It’s been a while since I had a candlelit soiree. There’s nothing better than a good homecooked meal with friends.

Food brings people together and puts a smile on their faces.

I planned a supper party last week, my debut since giving birth to Betsy.

It helps enormously when both parties can thoroughly understand the unfortunate timing babies have in regard to nappy changing. Our invited guests recently became new parents too. As we sat round our table, wine was flowing, candle flames sparkled in their holders, lights were dimmed, food was being thoroughly enjoyed; I even laid the table with proper cotton napkins. It was the perfect ambience for a a grown-up get together, until our babies wanted their respective parents’ attention. Suddenly the lights went back on and it became just like a toddler group.

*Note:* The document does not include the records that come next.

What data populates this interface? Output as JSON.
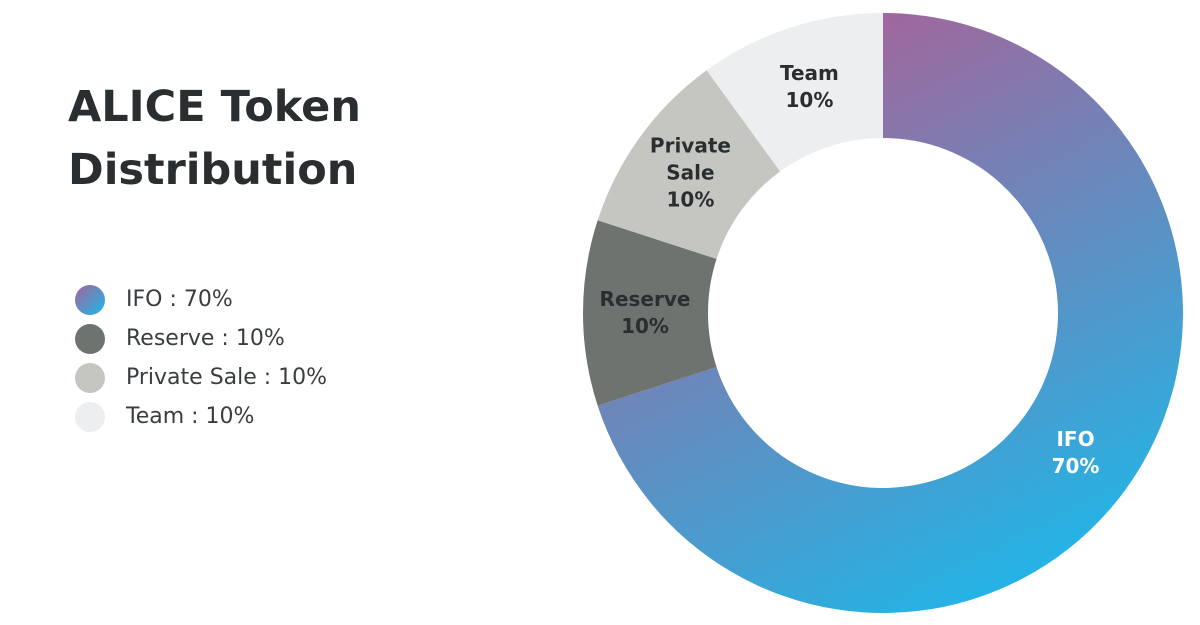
{
  "chart_data": {
    "type": "donut",
    "title": "ALICE Token Distribution",
    "categories": [
      "IFO",
      "Reserve",
      "Private Sale",
      "Team"
    ],
    "values": [
      70,
      10,
      10,
      10
    ],
    "value_labels": [
      "70%",
      "10%",
      "10%",
      "10%"
    ],
    "legend_labels": [
      "IFO : 70%",
      "Reserve : 10%",
      "Private Sale : 10%",
      "Team : 10%"
    ],
    "colors": [
      "#1cb8e9",
      "#6f7370",
      "#c5c6c2",
      "#eceeef"
    ],
    "gradient_start": "#a3659b",
    "label_colors": [
      "#ffffff",
      "#2b2e31",
      "#2b2e31",
      "#2b2e31"
    ]
  }
}
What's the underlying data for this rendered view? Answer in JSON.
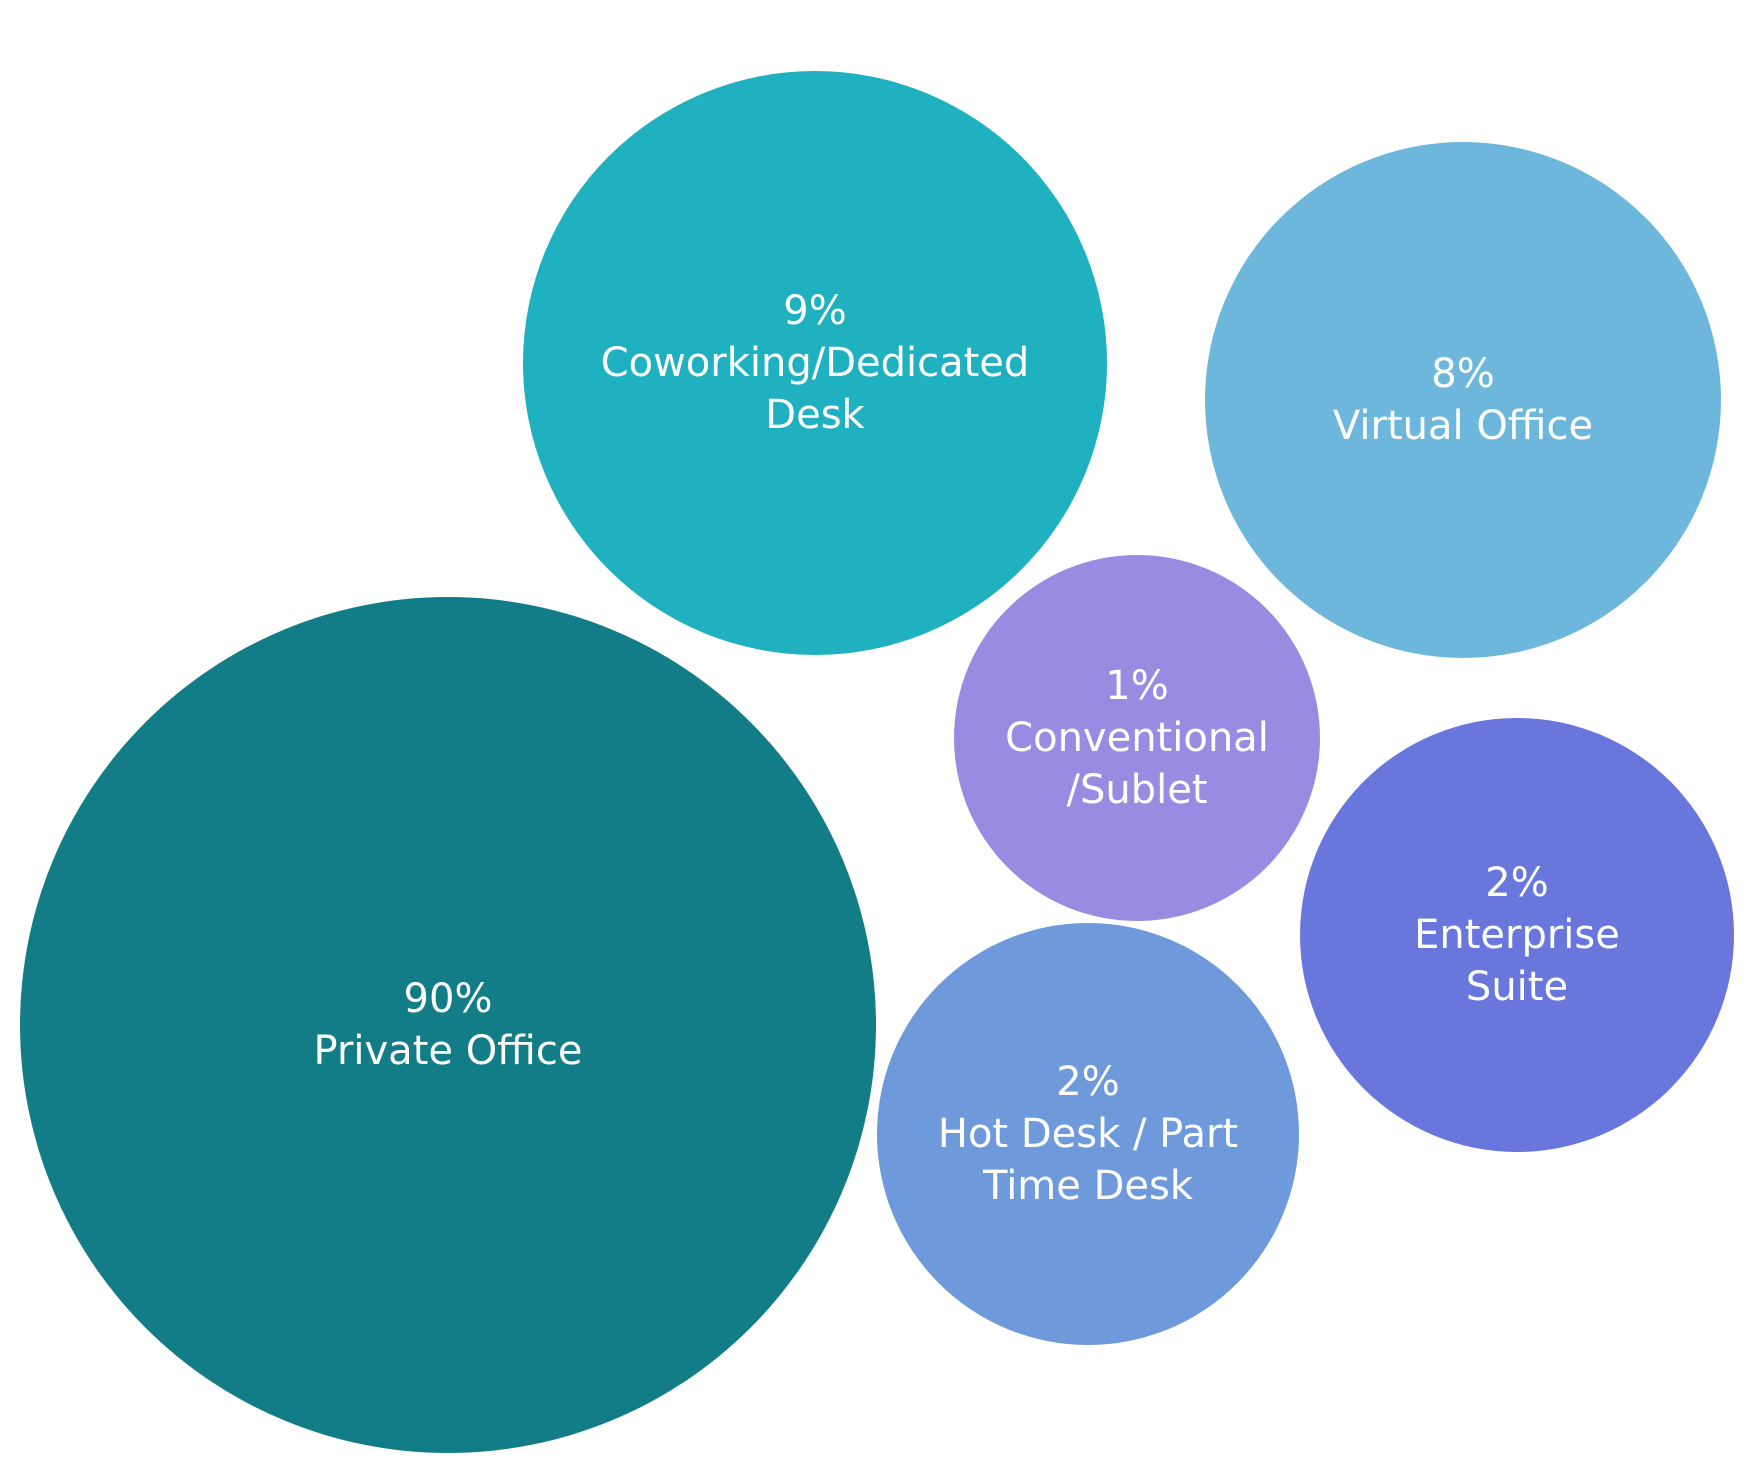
{
  "chart_data": {
    "type": "bubble",
    "title": "",
    "legend": "none",
    "grid": false,
    "items": [
      {
        "value": "90%",
        "label": [
          "Private Office"
        ],
        "color": "#137D87"
      },
      {
        "value": "9%",
        "label": [
          "Coworking/Dedicated",
          "Desk"
        ],
        "color": "#1FB1C0"
      },
      {
        "value": "8%",
        "label": [
          "Virtual Office"
        ],
        "color": "#6DB7DD"
      },
      {
        "value": "1%",
        "label": [
          "Conventional",
          "/Sublet"
        ],
        "color": "#9A8BE2"
      },
      {
        "value": "2%",
        "label": [
          "Enterprise",
          "Suite"
        ],
        "color": "#6976DC"
      },
      {
        "value": "2%",
        "label": [
          "Hot Desk / Part",
          "Time Desk"
        ],
        "color": "#6E9ADB"
      }
    ]
  }
}
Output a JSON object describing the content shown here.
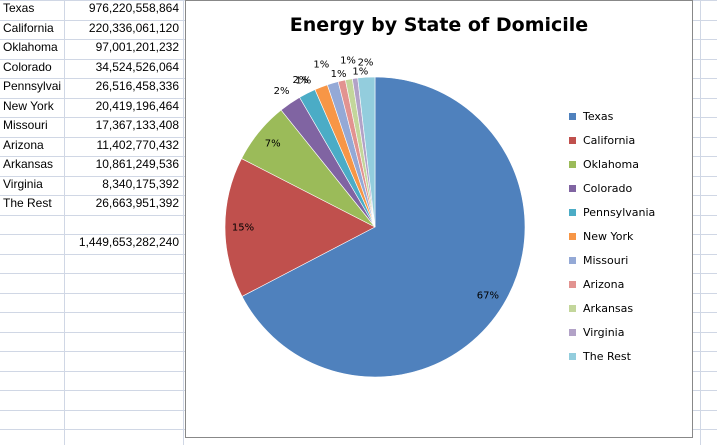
{
  "spreadsheet": {
    "rows": [
      {
        "label": "Texas",
        "value": "976,220,558,864"
      },
      {
        "label": "California",
        "value": "220,336,061,120"
      },
      {
        "label": "Oklahoma",
        "value": "97,001,201,232"
      },
      {
        "label": "Colorado",
        "value": "34,524,526,064"
      },
      {
        "label": "Pennsylvai",
        "value": "26,516,458,336"
      },
      {
        "label": "New York",
        "value": "20,419,196,464"
      },
      {
        "label": "Missouri",
        "value": "17,367,133,408"
      },
      {
        "label": "Arizona",
        "value": "11,402,770,432"
      },
      {
        "label": "Arkansas",
        "value": "10,861,249,536"
      },
      {
        "label": "Virginia",
        "value": "8,340,175,392"
      },
      {
        "label": "The Rest",
        "value": "26,663,951,392"
      }
    ],
    "total": "1,449,653,282,240"
  },
  "chart_data": {
    "type": "pie",
    "title": "Energy by State of Domicile",
    "legend_position": "right",
    "categories": [
      "Texas",
      "California",
      "Oklahoma",
      "Colorado",
      "Pennsylvania",
      "New York",
      "Missouri",
      "Arizona",
      "Arkansas",
      "Virginia",
      "The Rest"
    ],
    "values": [
      976220558864,
      220336061120,
      97001201232,
      34524526064,
      26516458336,
      20419196464,
      17367133408,
      11402770432,
      10861249536,
      8340175392,
      26663951392
    ],
    "labels": [
      "67%",
      "15%",
      "7%",
      "2%",
      "2%",
      "1%",
      "1%",
      "1%",
      "1%",
      "1%",
      "2%"
    ],
    "colors": [
      "#4f81bd",
      "#c0504d",
      "#9bbb59",
      "#8064a2",
      "#4bacc6",
      "#f79646",
      "#94a9d6",
      "#e29390",
      "#c3d69b",
      "#b2a2c7",
      "#93cddd"
    ]
  }
}
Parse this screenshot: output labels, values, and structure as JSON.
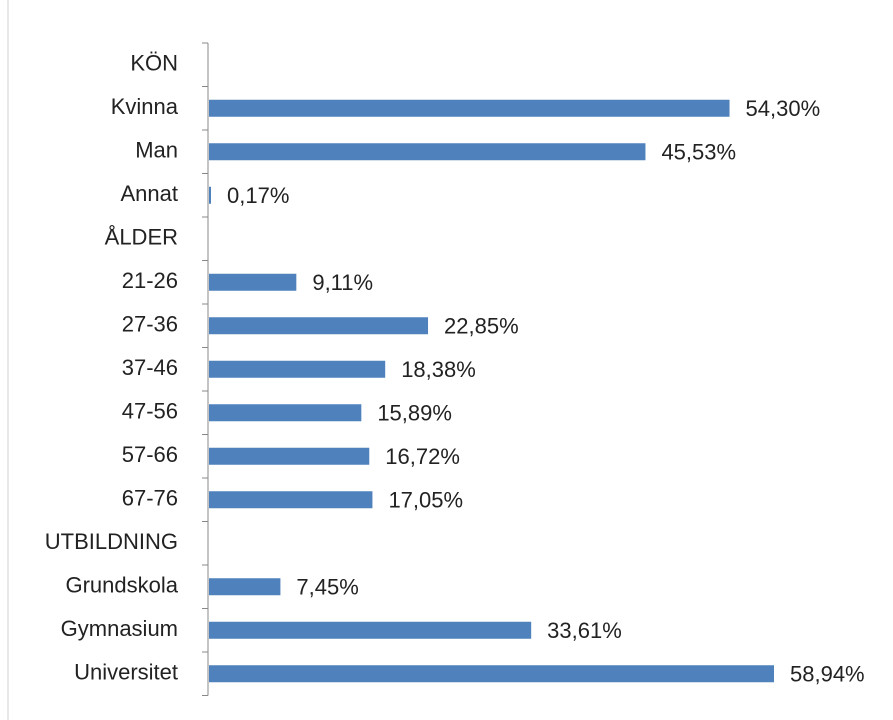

So... there we were gathered around the table on a Saturday night, babies on laps singing “If you’re happy and you know it clap your hands”.

I have tried to bring up my 19-year-old son to care about others – it’s a trait I deem important. He was a passenger in a friend’s car on Saturday and while heading up Botley Road towards Park End Street he heard a loud bang behind him. He immediately got out of the car and rushed to the aid of a young girl who had been knocked off her moped by a motorist. He called an ambulance and stayed with her until the emergency services attended.

I am very proud that my son isn’t someone who walks by a person in need but someone who does care enough to help, a value I respect so much in others.

I can’t remember the last time my husband and I had a day without the children, we even opted for a family honeymoon following our wedding last August so we decided that we would take two coinciding days off work to enjoy some child-free time together.

Things didn’t quite go to plan. Last Sunday night having prepared a comforting Tom Kerridge-inspired shoulder of lamb I did a fair bit of damage to a tooth on a crispy layer of boulangere potato.

Instead of dressing up for a day in the capital, like we’d planned, first thing Monday morning I was instead on the phone to my dentist begging for an emergency dental appointment which was granted. It was decided that we drop off Betsy with our childminder and steal away some time together ahead of the tooth doctor. It should have been a romantic couple of hours, living life on the edge – instead we spent the entire time immersed in a children’s clothes shop trying to make some important baby fashion decisions followed by the children’s section in a bookstore trying to make some equally important bedtime reading decisions (The Gruffalo vs Beauty and the Beast) before spoiling ourselves with a new casserole dish.

I suppose the overwhelming moral of this week’s story is that it is only when you have children you understand how much they change your life and fill every waking thought – nothing prepares you for it and there’s nothing to equal it.

I realise how incredibly fulfilled, happy and proud my children make me… every day.